Video: Game In Six
Let's talk numbers.
Six goals in 12 chances. That’s the Leafs penalty kill so far this season.
Fourteen: That’s the number of shots the Pittsburgh Penguins fired at Leafs goalie Vesa Toskala in the first period of last night’s game at the Air Canada Centre.
Two: Yes, that would be the number the Leafs mustered in the same period.
Forty feet: The distance from Toskala from which Sergei Gonchar scored in the first period.
1:32: The amount of time it took the Penguins to score after Jay Rosehill
’s pointless penalty, incurred when he hit Gonchar into the boards from behind.
Five seconds: The length of time it took the Penguins to score after unfortunate penalty by Matt Stajan.
Sixty-seven seconds: The length of time it took the Penguins to restore their three goal lead after Leafs had cut the margin to two goals.
Zero: The number of wins the Leafs have accrued in four tries this season.
5-2: The final in a discouraging night’s work.
5000 fans (approx.): Number of people booing at the final buzzer. The rest had already gone home.
Made clear in countless ways last night was the blanket statement: boy, are the Penguins ever good.
Right now, the Leafs are not.
It is, of course, spectacularly early and last season’s playoff miss has no factor on this year’s season. Nor the season before. Nor the season before. Nor the season before.
So where do they go from here?
“It is depressing here right now, but we have to find a way of getting some momentum early in the game,” said coach Ron Wilson. “That’s what’s kind of fallen off. Scoring the first goal and building on that or at least coming out of the first period 0-0 would be a start in the right decision.”
The customary answer is everything will come with harder work. It’s never that simple, of course. The Leafs have been victimized by precisely the same things that did them in last year: spotty goaltending, an inability to kill penalties and middling scoring. That bile-like taste Leaf fans are beginning to notice: that’s fear.
The punishing defence acquired by GM Brian Burke has not yet materialized. Garnet Exelby, the best open ice hitter was once again a healthy scratch.
Only six players have scored over the four games and those still waiting for their first include John Mitchell, Nikolai Kulemin
and Jason Blake. The Leafs haven’t gotten a goal from their blueline all season.
They are, as fragile as fawns and it is this way with any collection of human beings.
The Penguins are demonstrably better than the Leafs. They can make a good team look sick and we don’t yet have any evidence that the Leafs are a good team.
So do you reach down and spring Christian Hanson and Tyler Bozak
from the Marlies? Well, they weren’t good enough to make the club a couple of weeks ago.
Bozak and Hanson could very easily step into the lineup without dampening the talent level. They started the year with the Marlies not because they aren’t as good as some of the guys who stayed, but because they need to develop out of the spotlight at a level in which they will not be overwhelmed. The funny thing about confidence is that it is easy to build but hellishly difficult to rebuild.

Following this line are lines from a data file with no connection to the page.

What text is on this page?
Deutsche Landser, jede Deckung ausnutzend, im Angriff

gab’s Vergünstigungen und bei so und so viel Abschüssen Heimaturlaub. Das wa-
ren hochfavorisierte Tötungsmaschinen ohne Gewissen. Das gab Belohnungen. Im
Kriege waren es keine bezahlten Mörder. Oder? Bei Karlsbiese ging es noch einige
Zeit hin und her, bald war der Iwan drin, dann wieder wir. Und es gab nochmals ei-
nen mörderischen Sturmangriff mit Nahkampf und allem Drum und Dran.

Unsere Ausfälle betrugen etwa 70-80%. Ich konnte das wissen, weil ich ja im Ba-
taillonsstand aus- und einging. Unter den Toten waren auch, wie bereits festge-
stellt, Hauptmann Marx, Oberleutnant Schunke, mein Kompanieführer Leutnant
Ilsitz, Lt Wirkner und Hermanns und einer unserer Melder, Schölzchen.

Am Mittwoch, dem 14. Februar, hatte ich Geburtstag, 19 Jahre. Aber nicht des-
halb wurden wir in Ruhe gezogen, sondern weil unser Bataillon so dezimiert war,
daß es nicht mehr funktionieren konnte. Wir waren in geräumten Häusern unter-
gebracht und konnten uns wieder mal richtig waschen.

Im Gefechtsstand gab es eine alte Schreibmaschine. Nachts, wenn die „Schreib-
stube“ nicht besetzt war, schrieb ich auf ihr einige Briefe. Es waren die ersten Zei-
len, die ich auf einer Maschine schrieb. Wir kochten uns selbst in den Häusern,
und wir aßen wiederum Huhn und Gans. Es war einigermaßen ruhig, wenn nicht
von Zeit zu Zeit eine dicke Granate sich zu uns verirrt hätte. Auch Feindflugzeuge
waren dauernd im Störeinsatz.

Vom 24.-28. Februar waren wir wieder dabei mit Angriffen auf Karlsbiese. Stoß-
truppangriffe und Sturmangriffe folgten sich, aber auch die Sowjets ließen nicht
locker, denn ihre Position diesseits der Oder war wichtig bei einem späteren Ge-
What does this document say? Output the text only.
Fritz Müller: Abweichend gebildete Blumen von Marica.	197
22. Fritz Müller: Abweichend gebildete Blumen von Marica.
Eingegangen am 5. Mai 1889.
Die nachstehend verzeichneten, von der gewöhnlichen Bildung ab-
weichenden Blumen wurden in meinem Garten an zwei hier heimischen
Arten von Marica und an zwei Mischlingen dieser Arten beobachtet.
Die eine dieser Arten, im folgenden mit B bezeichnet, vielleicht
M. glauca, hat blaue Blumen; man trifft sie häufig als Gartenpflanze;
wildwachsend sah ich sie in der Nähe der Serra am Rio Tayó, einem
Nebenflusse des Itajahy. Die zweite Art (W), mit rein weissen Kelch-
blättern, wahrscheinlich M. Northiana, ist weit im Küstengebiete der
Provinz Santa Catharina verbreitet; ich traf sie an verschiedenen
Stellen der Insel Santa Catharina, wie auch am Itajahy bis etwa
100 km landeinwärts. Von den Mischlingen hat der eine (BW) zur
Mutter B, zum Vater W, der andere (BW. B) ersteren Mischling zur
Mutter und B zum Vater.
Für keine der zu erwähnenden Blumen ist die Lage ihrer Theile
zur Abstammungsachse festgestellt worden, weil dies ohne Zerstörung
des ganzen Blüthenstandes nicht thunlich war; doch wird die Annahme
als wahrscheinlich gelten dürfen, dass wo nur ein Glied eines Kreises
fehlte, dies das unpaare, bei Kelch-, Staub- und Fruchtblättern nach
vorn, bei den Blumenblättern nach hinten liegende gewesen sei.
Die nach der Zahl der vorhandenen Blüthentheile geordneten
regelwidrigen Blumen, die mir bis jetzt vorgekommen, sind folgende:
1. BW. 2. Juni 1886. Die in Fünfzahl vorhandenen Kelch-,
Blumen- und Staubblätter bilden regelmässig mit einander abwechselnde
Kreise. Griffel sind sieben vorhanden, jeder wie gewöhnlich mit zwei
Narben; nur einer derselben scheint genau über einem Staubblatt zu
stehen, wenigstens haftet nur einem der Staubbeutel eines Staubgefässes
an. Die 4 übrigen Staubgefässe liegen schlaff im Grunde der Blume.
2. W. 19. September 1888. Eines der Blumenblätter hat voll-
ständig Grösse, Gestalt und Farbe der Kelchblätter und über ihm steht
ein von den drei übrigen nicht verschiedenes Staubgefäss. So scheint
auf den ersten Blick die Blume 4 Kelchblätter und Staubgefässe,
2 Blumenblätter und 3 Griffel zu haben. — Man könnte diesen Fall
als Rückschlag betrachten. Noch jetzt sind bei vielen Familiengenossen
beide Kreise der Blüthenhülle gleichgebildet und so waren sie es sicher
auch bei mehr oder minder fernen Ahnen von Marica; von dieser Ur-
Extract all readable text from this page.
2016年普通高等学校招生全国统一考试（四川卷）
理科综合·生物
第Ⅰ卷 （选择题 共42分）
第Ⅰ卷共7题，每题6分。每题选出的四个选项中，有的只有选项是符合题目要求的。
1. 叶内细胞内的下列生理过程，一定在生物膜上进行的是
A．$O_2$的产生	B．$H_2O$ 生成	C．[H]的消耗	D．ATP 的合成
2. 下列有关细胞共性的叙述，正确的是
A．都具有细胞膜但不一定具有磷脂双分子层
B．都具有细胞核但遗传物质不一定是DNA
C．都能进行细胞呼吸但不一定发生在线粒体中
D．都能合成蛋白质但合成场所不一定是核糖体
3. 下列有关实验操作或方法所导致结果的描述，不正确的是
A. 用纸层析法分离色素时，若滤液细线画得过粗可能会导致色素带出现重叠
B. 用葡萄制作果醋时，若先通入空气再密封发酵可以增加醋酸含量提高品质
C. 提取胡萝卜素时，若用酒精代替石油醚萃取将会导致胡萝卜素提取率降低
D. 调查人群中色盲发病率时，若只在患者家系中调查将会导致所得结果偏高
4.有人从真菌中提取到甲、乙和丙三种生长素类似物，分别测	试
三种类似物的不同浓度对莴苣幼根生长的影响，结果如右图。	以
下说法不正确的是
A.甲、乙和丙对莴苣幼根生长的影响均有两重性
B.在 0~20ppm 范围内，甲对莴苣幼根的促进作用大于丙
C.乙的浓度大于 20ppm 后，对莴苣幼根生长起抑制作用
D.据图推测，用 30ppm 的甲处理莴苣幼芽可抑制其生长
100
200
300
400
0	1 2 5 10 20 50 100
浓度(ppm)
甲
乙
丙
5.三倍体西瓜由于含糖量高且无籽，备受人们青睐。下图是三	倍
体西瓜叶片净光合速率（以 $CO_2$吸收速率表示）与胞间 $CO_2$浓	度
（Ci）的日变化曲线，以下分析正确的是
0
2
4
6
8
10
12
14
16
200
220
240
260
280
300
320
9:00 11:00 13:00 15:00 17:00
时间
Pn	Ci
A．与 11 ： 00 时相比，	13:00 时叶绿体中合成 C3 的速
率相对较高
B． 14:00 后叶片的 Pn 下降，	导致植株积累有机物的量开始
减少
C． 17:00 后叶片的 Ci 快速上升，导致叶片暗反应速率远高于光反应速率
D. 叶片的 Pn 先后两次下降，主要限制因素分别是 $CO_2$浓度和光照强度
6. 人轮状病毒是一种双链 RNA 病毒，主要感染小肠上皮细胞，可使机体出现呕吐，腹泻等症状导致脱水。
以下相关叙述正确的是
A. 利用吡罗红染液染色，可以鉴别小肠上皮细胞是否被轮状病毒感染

So how do you do just that?
“You want to be better in practice,” said defenceman Francois Beauchemin. “That’s the only thing you can do. Work hard in practice, score some goals.”
But that it were that easy.
“I don’t know how you build it in practice,” Wilson said. “As hard as you want your team to go, they’re never going to go 100 per cent. They’re not going to finish their checks on the forecheck or knock anybody down in front of the net, be in shooting lanes or anything like that. It’s got to come in a game.”
Finding confidence is like catching a windblown leaf but a clearly frustrated Tomas Kaberle said it can and will be done.
“Every team will go through this stage,” he said. “It’s too bad we are getting it right now, right from the get go. We have to deal with it, show character. It’s not about one or two guys, it’s the whole team and it has to change.”
As for the goaltending, well there is not much the Leafs can do about that right now either. Jonas Gustavsson
has a groin injury and will be lost for a week or so. Joey MacDonald will play either Monday in New York or Tuesday in Toronto against the Avalanche.